Financial Post, why do you consider energy supports a "fringe group"?

gfriedman@postmedia.com

gmorgan@nationalpost.com


February 17, 2019


Dear Gabriel Friedman and Geoffrey Morgan,


I am writing to you in response to your article entitled, “Hate mail and vitriol: Divisions run deep over bill that could reshape our natural resources economy” published in the Financial Post on February 14, 2019.


In the interests of full disclosure, I’m a member of Suits and Boots and support their position on Bill C-69.


While I fully support reporting both sides of the topic, I have concerns with the way that Suits and Boots and the Canadian energy sector were represented in your article. For a group of people (journalists) who vehemently endorse free speech rights, it seems that you’re only willing to support them when it’s a message you want to hear.


Why is it that a group of ordinary citizens, such as Suits and Boots, with over 3,500 members, is considered a “fringe group”? I am confident that many of the people who have expressed their concerns with Bill C-69 are educated and well-informed because most of us who work in the energy sector are. We aren’t “fringe”; we have legitimate concerns that need to be addressed for the good of our industry and the country as a whole.

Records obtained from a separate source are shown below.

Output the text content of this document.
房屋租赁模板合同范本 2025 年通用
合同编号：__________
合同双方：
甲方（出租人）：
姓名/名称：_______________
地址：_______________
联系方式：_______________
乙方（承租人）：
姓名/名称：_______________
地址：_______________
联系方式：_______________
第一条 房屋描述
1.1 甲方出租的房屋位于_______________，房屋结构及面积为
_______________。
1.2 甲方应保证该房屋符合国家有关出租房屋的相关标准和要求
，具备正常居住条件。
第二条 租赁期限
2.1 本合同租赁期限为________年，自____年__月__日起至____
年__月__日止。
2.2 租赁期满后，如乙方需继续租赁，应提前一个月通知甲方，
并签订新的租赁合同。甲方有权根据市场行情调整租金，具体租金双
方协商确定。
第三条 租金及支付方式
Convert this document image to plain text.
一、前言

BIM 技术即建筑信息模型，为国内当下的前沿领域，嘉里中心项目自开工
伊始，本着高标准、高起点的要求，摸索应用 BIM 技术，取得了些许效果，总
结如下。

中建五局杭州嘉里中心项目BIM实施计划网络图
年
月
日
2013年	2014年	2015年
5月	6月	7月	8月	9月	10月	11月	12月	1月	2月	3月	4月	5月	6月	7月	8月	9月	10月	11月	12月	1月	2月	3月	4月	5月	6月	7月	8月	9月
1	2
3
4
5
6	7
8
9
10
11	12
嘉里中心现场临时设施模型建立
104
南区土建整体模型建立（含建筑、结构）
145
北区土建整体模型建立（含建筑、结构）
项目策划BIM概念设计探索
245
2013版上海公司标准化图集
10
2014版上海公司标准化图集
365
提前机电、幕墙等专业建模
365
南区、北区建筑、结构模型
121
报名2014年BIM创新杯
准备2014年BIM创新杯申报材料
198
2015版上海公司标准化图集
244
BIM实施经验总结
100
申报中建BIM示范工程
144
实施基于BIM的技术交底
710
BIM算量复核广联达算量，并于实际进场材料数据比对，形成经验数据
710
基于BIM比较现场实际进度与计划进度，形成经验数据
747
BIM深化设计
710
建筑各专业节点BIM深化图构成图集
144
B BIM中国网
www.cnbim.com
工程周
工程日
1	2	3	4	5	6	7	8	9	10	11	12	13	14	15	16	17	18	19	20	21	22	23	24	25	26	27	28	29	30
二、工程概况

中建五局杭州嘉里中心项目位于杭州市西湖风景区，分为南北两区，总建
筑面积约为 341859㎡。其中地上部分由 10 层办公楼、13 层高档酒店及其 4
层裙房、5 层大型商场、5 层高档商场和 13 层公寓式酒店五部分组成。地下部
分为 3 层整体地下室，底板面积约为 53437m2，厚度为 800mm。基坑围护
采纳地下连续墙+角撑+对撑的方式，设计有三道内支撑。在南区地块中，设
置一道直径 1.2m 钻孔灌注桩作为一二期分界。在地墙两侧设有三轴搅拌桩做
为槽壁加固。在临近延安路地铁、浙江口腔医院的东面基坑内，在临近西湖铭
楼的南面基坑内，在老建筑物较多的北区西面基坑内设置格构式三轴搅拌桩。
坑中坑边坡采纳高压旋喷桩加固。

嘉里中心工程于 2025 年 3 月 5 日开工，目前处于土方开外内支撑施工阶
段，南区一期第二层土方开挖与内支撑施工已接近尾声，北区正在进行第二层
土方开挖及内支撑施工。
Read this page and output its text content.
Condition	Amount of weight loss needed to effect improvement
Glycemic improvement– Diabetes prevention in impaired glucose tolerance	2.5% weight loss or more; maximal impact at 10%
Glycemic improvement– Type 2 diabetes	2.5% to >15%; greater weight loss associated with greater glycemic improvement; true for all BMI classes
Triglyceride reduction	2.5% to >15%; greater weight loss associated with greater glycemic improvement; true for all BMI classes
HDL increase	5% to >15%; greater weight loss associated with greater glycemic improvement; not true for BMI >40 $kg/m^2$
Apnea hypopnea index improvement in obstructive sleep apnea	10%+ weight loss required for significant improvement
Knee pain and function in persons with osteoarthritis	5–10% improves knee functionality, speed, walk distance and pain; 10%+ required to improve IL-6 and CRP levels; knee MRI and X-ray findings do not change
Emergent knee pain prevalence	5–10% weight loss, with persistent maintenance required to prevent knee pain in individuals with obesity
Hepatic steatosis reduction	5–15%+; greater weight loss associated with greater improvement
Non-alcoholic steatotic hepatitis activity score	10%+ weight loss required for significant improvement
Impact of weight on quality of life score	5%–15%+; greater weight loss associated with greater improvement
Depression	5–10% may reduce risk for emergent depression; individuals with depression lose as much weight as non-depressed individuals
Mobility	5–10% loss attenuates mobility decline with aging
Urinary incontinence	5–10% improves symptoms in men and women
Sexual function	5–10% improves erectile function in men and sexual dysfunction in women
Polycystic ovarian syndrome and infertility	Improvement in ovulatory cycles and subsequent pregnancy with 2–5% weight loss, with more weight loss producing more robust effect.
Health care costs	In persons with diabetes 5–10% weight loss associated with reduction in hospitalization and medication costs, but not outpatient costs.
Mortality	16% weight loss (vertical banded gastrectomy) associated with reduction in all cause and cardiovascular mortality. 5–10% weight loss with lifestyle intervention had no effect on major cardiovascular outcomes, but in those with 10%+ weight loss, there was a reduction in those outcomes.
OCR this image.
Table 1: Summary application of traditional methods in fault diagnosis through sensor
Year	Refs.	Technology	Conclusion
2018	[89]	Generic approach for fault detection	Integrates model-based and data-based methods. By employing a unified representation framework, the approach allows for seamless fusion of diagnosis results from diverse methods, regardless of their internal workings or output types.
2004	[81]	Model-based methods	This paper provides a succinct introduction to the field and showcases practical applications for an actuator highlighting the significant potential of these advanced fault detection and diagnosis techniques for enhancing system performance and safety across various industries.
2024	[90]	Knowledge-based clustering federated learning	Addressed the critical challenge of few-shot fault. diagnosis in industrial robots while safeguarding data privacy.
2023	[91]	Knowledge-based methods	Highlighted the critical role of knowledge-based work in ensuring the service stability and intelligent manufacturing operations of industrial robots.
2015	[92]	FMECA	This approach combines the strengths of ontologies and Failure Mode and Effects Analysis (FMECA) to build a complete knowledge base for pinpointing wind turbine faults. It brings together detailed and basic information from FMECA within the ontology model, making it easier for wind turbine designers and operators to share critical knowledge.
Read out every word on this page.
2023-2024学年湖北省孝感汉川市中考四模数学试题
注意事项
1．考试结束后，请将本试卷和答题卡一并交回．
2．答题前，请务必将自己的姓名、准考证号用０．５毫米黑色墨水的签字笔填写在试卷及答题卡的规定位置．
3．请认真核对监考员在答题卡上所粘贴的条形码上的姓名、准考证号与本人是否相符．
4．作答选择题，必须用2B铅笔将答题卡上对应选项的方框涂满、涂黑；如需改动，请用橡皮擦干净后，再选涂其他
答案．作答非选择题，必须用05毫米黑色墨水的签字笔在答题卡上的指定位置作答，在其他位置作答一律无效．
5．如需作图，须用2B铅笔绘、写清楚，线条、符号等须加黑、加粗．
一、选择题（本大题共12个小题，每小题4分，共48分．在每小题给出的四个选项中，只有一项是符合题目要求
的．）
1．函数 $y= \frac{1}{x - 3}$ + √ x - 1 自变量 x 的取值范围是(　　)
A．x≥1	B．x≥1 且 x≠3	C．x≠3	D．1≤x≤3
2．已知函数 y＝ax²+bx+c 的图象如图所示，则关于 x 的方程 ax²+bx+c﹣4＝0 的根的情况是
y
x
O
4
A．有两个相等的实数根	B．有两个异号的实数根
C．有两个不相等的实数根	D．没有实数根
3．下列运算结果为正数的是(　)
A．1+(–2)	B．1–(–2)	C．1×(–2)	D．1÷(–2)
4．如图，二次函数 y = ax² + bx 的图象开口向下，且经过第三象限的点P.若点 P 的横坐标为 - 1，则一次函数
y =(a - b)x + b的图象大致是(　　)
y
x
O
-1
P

It’s unfortunate that Pierre Gratton, President of the Mining Association of Canada, is frustrated that he has received correspondence in opposition to his views on Bill C-69. If, and that is a big “if”, he received “hate mail” or any messages that attacked his personal character or proposed physical harm, I do not condone that. However, as a public figure with publicly accessible contact information, you don’t get to take the good and leave the bad. Of course someone with an opposing view can “get under the skin”; that’s what brings about discussion, debate and idea-sharing to come up with the best possible solutions to problems. Without disruptors we wouldn’t have innovation.


I also want to address the photo you chose to use in the article of Kevin O’Leary, Rick Peterson and Maxime Bernier laughing at the Conservative Party leadership debate in 2017. You obviously did it with intent, and perhaps not the best of intent. Kevin O’Leary and Maxime Bernier have nothing to do with the content of this article, yet you know they are polarizing conservative figures that invoke a reaction in people. I can only assume you were trying to perpetuate a stereotype in order to influence people’s opinion of Rick Peterson and his organization, one of old, rich, white guys laughing at the perils of “the poor” while counting their millions in their head like “downtrodden people”, such as myself, count sheep to forget our anxiety when trying to fall asleep. The images you use influence perception far more than the words you write. But I’m not telling you something you don’t already know having surely learned it in journalism school; I know I did in my marketing courses.


News used to be about reporting the facts, now it’s mostly opinion pieces. As journalists, you have the opportunity to influence the narrative and discussion on matters big and small. You also have the ability to divide or unite, the choice is yours.